I’m Gonna Be Happy About My Age Even If You’re Not
I am a lot of things I am proud of. I am a writer, actress, comedian, lawyer, daughter, sister and friend. On the other hand, I’m 31 years old. That’s when you were supposed to spit out your pizza in disgust. Because, apparently, being 31 is something to be ashamed of.
I learned this recently while chatting with a younger male friend at a bar. We were talking about relationships and I mentioned that since being a part of the New York comedy scene, I had dated some guys that were younger than me. It was an off-hand comment that I didn’t think about very much. UNTIL…
My friend asked me if I thought that the prestige of getting on a house team at our comedy theater had helped me date these guys that were “otherwise out of [my] league.”
I had given him NO information about these dudes except that they were younger than me. They could’ve been Prince Charming or they could’ve been Prince Humperdinck. He had no idea. And yet my friend automatically deemed them out of my league because they were younger than me.

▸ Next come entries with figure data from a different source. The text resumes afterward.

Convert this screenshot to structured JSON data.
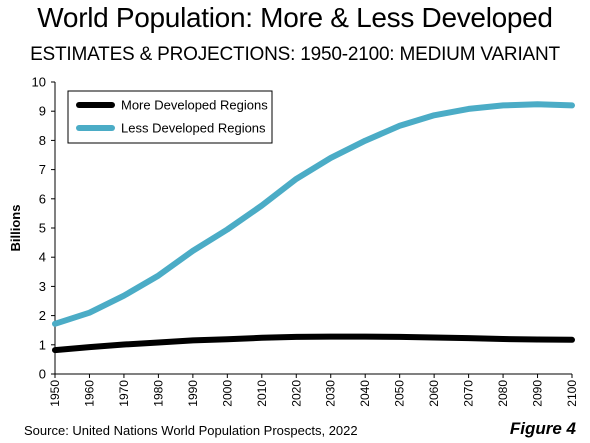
{
  "header": {
    "title": "World Population: More & Less Developed",
    "subtitle": "ESTIMATES & PROJECTIONS: 1950-2100: MEDIUM VARIANT"
  },
  "footer": {
    "source": "Source: United Nations World Population Prospects, 2022",
    "figure": "Figure 4"
  },
  "colors": {
    "more_developed": "#000000",
    "less_developed": "#4bacc6"
  },
  "chart_data": {
    "type": "line",
    "title": "World Population: More & Less Developed",
    "subtitle": "ESTIMATES & PROJECTIONS: 1950-2100: MEDIUM VARIANT",
    "xlabel": "",
    "ylabel": "Billions",
    "xlim": [
      1950,
      2100
    ],
    "ylim": [
      0,
      10
    ],
    "yticks": [
      "0",
      "1",
      "2",
      "3",
      "4",
      "5",
      "6",
      "7",
      "8",
      "9",
      "10"
    ],
    "xticks": [
      "1950",
      "1960",
      "1970",
      "1980",
      "1990",
      "2000",
      "2010",
      "2020",
      "2030",
      "2040",
      "2050",
      "2060",
      "2070",
      "2080",
      "2090",
      "2100"
    ],
    "grid": false,
    "legend_position": "top-left",
    "x": [
      1950,
      1960,
      1970,
      1980,
      1990,
      2000,
      2010,
      2020,
      2030,
      2040,
      2050,
      2060,
      2070,
      2080,
      2090,
      2100
    ],
    "series": [
      {
        "name": "More Developed Regions",
        "color": "#000000",
        "values": [
          0.82,
          0.92,
          1.01,
          1.08,
          1.15,
          1.19,
          1.24,
          1.27,
          1.28,
          1.28,
          1.27,
          1.25,
          1.23,
          1.2,
          1.18,
          1.17
        ]
      },
      {
        "name": "Less Developed Regions",
        "color": "#4bacc6",
        "values": [
          1.72,
          2.1,
          2.68,
          3.37,
          4.22,
          4.95,
          5.77,
          6.68,
          7.4,
          7.99,
          8.5,
          8.86,
          9.08,
          9.2,
          9.24,
          9.2
        ]
      }
    ]
  }
}
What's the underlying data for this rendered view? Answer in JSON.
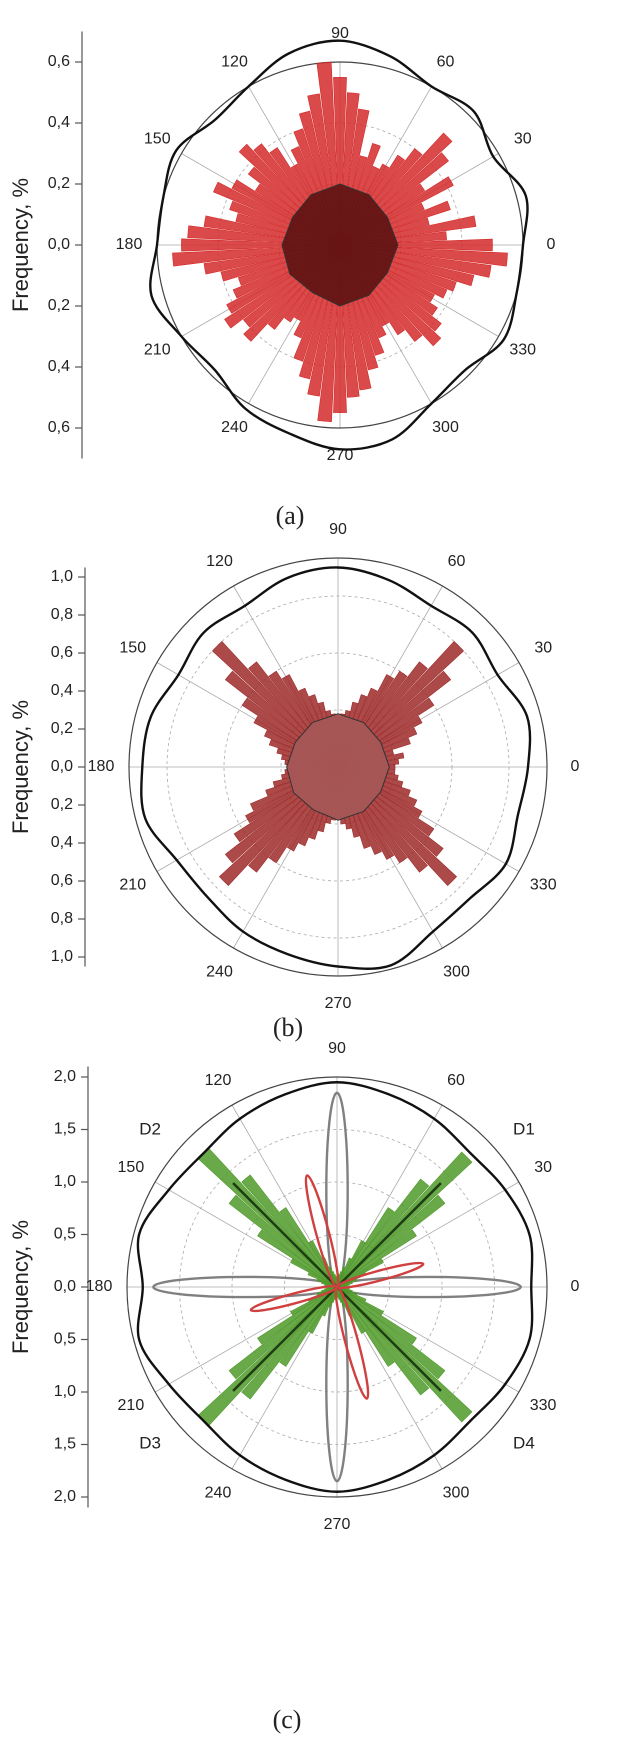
{
  "chart_data": [
    {
      "type": "polar",
      "ylabel": "Frequency, %",
      "caption": "(a)",
      "ylim": [
        -0.7,
        0.7
      ],
      "yticks": [
        {
          "value": 0.6,
          "label": "0,6"
        },
        {
          "value": 0.4,
          "label": "0,4"
        },
        {
          "value": 0.2,
          "label": "0,2"
        },
        {
          "value": 0,
          "label": "0,0"
        },
        {
          "value": -0.2,
          "label": "0,2"
        },
        {
          "value": -0.4,
          "label": "0,4"
        },
        {
          "value": -0.6,
          "label": "0,6"
        }
      ],
      "rlim": 0.6,
      "rgrid": [
        0.2,
        0.4
      ],
      "theta_ticks": [
        0,
        30,
        60,
        90,
        120,
        150,
        180,
        210,
        240,
        270,
        300,
        330
      ],
      "series": [
        {
          "kind": "bars",
          "color": "#d42a2a",
          "x": [
            0,
            5,
            10,
            15,
            20,
            25,
            30,
            35,
            40,
            45,
            50,
            55,
            60,
            65,
            70,
            75,
            80,
            85,
            90,
            95,
            100,
            105,
            110,
            115,
            120,
            125,
            130,
            135,
            140,
            145,
            150,
            155,
            160,
            165,
            170,
            175,
            180,
            185,
            190,
            195,
            200,
            205,
            210,
            215,
            220,
            225,
            230,
            235,
            240,
            245,
            250,
            255,
            260,
            265,
            270,
            275,
            280,
            285,
            290,
            295,
            300,
            305,
            310,
            315,
            320,
            325,
            330,
            335,
            340,
            345,
            350,
            355
          ],
          "values": [
            0.5,
            0.35,
            0.45,
            0.3,
            0.38,
            0.3,
            0.42,
            0.33,
            0.45,
            0.5,
            0.4,
            0.35,
            0.3,
            0.28,
            0.35,
            0.3,
            0.45,
            0.5,
            0.55,
            0.6,
            0.5,
            0.45,
            0.4,
            0.35,
            0.3,
            0.38,
            0.42,
            0.45,
            0.38,
            0.33,
            0.4,
            0.45,
            0.38,
            0.35,
            0.45,
            0.5,
            0.52,
            0.55,
            0.45,
            0.4,
            0.35,
            0.38,
            0.42,
            0.45,
            0.4,
            0.43,
            0.35,
            0.3,
            0.28,
            0.33,
            0.4,
            0.45,
            0.5,
            0.58,
            0.55,
            0.5,
            0.48,
            0.42,
            0.38,
            0.33,
            0.3,
            0.35,
            0.4,
            0.45,
            0.42,
            0.38,
            0.35,
            0.38,
            0.4,
            0.45,
            0.5,
            0.55
          ]
        },
        {
          "kind": "area",
          "color": "#5c1212",
          "x": [
            0,
            30,
            60,
            90,
            120,
            150,
            180,
            210,
            240,
            270,
            300,
            330
          ],
          "values": [
            0.19,
            0.18,
            0.19,
            0.2,
            0.19,
            0.18,
            0.19,
            0.19,
            0.18,
            0.2,
            0.19,
            0.18
          ]
        },
        {
          "kind": "line",
          "color": "#111111",
          "closed": true,
          "x": [
            0,
            15,
            30,
            45,
            60,
            75,
            90,
            105,
            120,
            135,
            150,
            165,
            180,
            195,
            210,
            225,
            240,
            255,
            270,
            285,
            300,
            315,
            330,
            345
          ],
          "values": [
            0.6,
            0.63,
            0.58,
            0.62,
            0.6,
            0.64,
            0.67,
            0.65,
            0.6,
            0.58,
            0.62,
            0.6,
            0.6,
            0.64,
            0.6,
            0.58,
            0.62,
            0.64,
            0.67,
            0.66,
            0.6,
            0.58,
            0.62,
            0.6
          ]
        }
      ]
    },
    {
      "type": "polar",
      "ylabel": "Frequency, %",
      "caption": "(b)",
      "ylim": [
        -1.05,
        1.05
      ],
      "yticks": [
        {
          "value": 1.0,
          "label": "1,0"
        },
        {
          "value": 0.8,
          "label": "0,8"
        },
        {
          "value": 0.6,
          "label": "0,6"
        },
        {
          "value": 0.4,
          "label": "0,4"
        },
        {
          "value": 0.2,
          "label": "0,2"
        },
        {
          "value": 0,
          "label": "0,0"
        },
        {
          "value": -0.2,
          "label": "0,2"
        },
        {
          "value": -0.4,
          "label": "0,4"
        },
        {
          "value": -0.6,
          "label": "0,6"
        },
        {
          "value": -0.8,
          "label": "0,8"
        },
        {
          "value": -1.0,
          "label": "1,0"
        }
      ],
      "rlim": 1.1,
      "rgrid": [
        0.3,
        0.6,
        0.9
      ],
      "theta_ticks": [
        0,
        30,
        60,
        90,
        120,
        150,
        180,
        210,
        240,
        270,
        300,
        330
      ],
      "series": [
        {
          "kind": "bars",
          "color": "#9e2a2a",
          "x": [
            0,
            5,
            10,
            15,
            20,
            25,
            30,
            35,
            40,
            45,
            50,
            55,
            60,
            65,
            70,
            75,
            80,
            85,
            90,
            95,
            100,
            105,
            110,
            115,
            120,
            125,
            130,
            135,
            140,
            145,
            150,
            155,
            160,
            165,
            170,
            175,
            180,
            185,
            190,
            195,
            200,
            205,
            210,
            215,
            220,
            225,
            230,
            235,
            240,
            245,
            250,
            255,
            260,
            265,
            270,
            275,
            280,
            285,
            290,
            295,
            300,
            305,
            310,
            315,
            320,
            325,
            330,
            335,
            340,
            345,
            350,
            355
          ],
          "values": [
            0.3,
            0.32,
            0.35,
            0.3,
            0.4,
            0.45,
            0.5,
            0.6,
            0.75,
            0.9,
            0.7,
            0.6,
            0.55,
            0.45,
            0.4,
            0.35,
            0.3,
            0.28,
            0.27,
            0.28,
            0.3,
            0.35,
            0.4,
            0.45,
            0.55,
            0.6,
            0.7,
            0.9,
            0.75,
            0.6,
            0.5,
            0.42,
            0.38,
            0.33,
            0.3,
            0.28,
            0.27,
            0.28,
            0.3,
            0.35,
            0.4,
            0.5,
            0.55,
            0.65,
            0.75,
            0.85,
            0.7,
            0.6,
            0.5,
            0.45,
            0.4,
            0.35,
            0.3,
            0.28,
            0.27,
            0.3,
            0.33,
            0.38,
            0.45,
            0.5,
            0.55,
            0.6,
            0.7,
            0.85,
            0.7,
            0.6,
            0.5,
            0.45,
            0.4,
            0.35,
            0.32,
            0.3
          ]
        },
        {
          "kind": "area",
          "color": "#a65858",
          "x": [
            0,
            30,
            60,
            90,
            120,
            150,
            180,
            210,
            240,
            270,
            300,
            330
          ],
          "values": [
            0.27,
            0.26,
            0.27,
            0.28,
            0.27,
            0.26,
            0.27,
            0.27,
            0.26,
            0.28,
            0.27,
            0.26
          ]
        },
        {
          "kind": "line",
          "color": "#111111",
          "closed": true,
          "x": [
            0,
            15,
            30,
            45,
            60,
            75,
            90,
            105,
            120,
            135,
            150,
            165,
            180,
            195,
            210,
            225,
            240,
            255,
            270,
            285,
            300,
            315,
            330,
            345
          ],
          "values": [
            1.0,
            1.03,
            0.97,
            1.0,
            0.98,
            1.02,
            1.05,
            1.03,
            0.98,
            1.0,
            0.97,
            1.02,
            1.03,
            1.05,
            0.98,
            0.97,
            1.0,
            1.02,
            1.05,
            1.08,
            1.0,
            0.98,
            1.02,
            0.98
          ]
        }
      ]
    },
    {
      "type": "polar",
      "ylabel": "Frequency, %",
      "caption": "(c)",
      "ylim": [
        -2.1,
        2.1
      ],
      "yticks": [
        {
          "value": 2.0,
          "label": "2,0"
        },
        {
          "value": 1.5,
          "label": "1,5"
        },
        {
          "value": 1.0,
          "label": "1,0"
        },
        {
          "value": 0.5,
          "label": "0,5"
        },
        {
          "value": 0,
          "label": "0,0"
        },
        {
          "value": -0.5,
          "label": "0,5"
        },
        {
          "value": -1.0,
          "label": "1,0"
        },
        {
          "value": -1.5,
          "label": "1,5"
        },
        {
          "value": -2.0,
          "label": "2,0"
        }
      ],
      "rlim": 2.0,
      "rgrid": [
        0.5,
        1.0,
        1.5
      ],
      "theta_ticks": [
        0,
        30,
        60,
        90,
        120,
        150,
        180,
        210,
        240,
        270,
        300,
        330
      ],
      "annotations": [
        "D1",
        "D2",
        "D3",
        "D4"
      ],
      "series": [
        {
          "kind": "petals",
          "color": "#808080",
          "x": [
            0,
            90,
            180,
            270
          ],
          "values": [
            1.75,
            1.85,
            1.75,
            1.85
          ]
        },
        {
          "kind": "bars",
          "color": "#4f9a2a",
          "x": [
            0,
            5,
            10,
            15,
            20,
            25,
            30,
            35,
            40,
            45,
            50,
            55,
            60,
            65,
            70,
            75,
            80,
            85,
            90,
            95,
            100,
            105,
            110,
            115,
            120,
            125,
            130,
            135,
            140,
            145,
            150,
            155,
            160,
            165,
            170,
            175,
            180,
            185,
            190,
            195,
            200,
            205,
            210,
            215,
            220,
            225,
            230,
            235,
            240,
            245,
            250,
            255,
            260,
            265,
            270,
            275,
            280,
            285,
            290,
            295,
            300,
            305,
            310,
            315,
            320,
            325,
            330,
            335,
            340,
            345,
            350,
            355
          ],
          "values": [
            0.1,
            0.1,
            0.12,
            0.15,
            0.2,
            0.3,
            0.5,
            0.9,
            1.3,
            1.75,
            1.3,
            0.9,
            0.5,
            0.3,
            0.2,
            0.15,
            0.12,
            0.1,
            0.1,
            0.1,
            0.12,
            0.15,
            0.2,
            0.3,
            0.5,
            0.9,
            1.35,
            1.8,
            1.3,
            0.9,
            0.5,
            0.3,
            0.2,
            0.15,
            0.12,
            0.1,
            0.1,
            0.1,
            0.12,
            0.15,
            0.2,
            0.3,
            0.5,
            0.9,
            1.3,
            1.8,
            1.35,
            0.9,
            0.5,
            0.3,
            0.2,
            0.15,
            0.12,
            0.1,
            0.1,
            0.1,
            0.12,
            0.15,
            0.2,
            0.3,
            0.5,
            0.9,
            1.3,
            1.75,
            1.3,
            0.9,
            0.5,
            0.3,
            0.2,
            0.15,
            0.12,
            0.1
          ]
        },
        {
          "kind": "rays",
          "color": "#1f3d12",
          "x": [
            45,
            135,
            225,
            315
          ],
          "values": [
            1.4,
            1.4,
            1.4,
            1.4
          ]
        },
        {
          "kind": "petals",
          "color": "#d04040",
          "x": [
            15,
            105,
            195,
            285
          ],
          "values": [
            0.85,
            1.1,
            0.85,
            1.1
          ]
        },
        {
          "kind": "line",
          "color": "#111111",
          "closed": true,
          "x": [
            0,
            15,
            30,
            45,
            60,
            75,
            90,
            105,
            120,
            135,
            150,
            165,
            180,
            195,
            210,
            225,
            240,
            255,
            270,
            285,
            300,
            315,
            330,
            345
          ],
          "values": [
            1.85,
            1.9,
            1.85,
            1.8,
            1.85,
            1.9,
            1.95,
            1.9,
            1.85,
            1.8,
            1.85,
            1.95,
            1.85,
            1.95,
            1.85,
            1.8,
            1.85,
            1.9,
            1.95,
            1.9,
            1.85,
            1.8,
            1.85,
            1.9
          ]
        }
      ]
    }
  ]
}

Now, forgive me if this comes across as conceited in my old age, but I have never considered the fact that someone would be out of my league. Could I imagine a scenario in which someone didn’t want to date me? Sure. But it would be because there wasn’t chemistry or he’s a Republican or something. Not because I wasn’t good enough for them. And certainly not because I had timed out, like some amateur playing Taboo. (For the record, I am awesome at Taboo.)
I went into the conversation as a confident young woman. I left the conversation feeling like a crusty old lady, lucky to have increased her quickly-declining value by being good at comedy. And that sucked.
But I can’t blame my friend. It’s the world we live in. Women are not allowed to get old in this society, and yet, we haven’t figured out how to stop time. So where does that leave us?
It leaves us teaching women to be ashamed of something they can’t control, to lie about it, to hate themselves for it. It leaves me feeling like I have to add a few years when a guy at a bar asks me when I graduated college. It leaves me feeling like I need to apologize for something that I didn’t do wrong.
Shaming women about their age is just another way society tells women they aren’t good enough the way they are. The voice that tells us we should inject poison in our faces to belie our age is the same voice that tells us we should starve ourselves to change the shape of our God-given thighs.
Well, thanks a lot world, but I’m sick of feeling like the first draft of a term paper that needs to go through a shit ton of revisions until it’s ready to be shown to the world. I have a lot on my “To Do” list that has nothing to do with staying pretty and young for you.
While I am disappointed in society’s obsession with women’s age, I’m not delusional. I know that people will continue to judge women based external factors associated with youth. I can’t change that.
But I can change whether I’m going to be ashamed of myself because of something as arbitrary as my age. I can choose to recognize that age is just the number of years you’ve been on this Earth, with no positive or negative value attached to it.
And frankly, I’ve reviewed all 31 of my years and there isn’t one I’d be willing to give back. Regardless of what league it puts me in.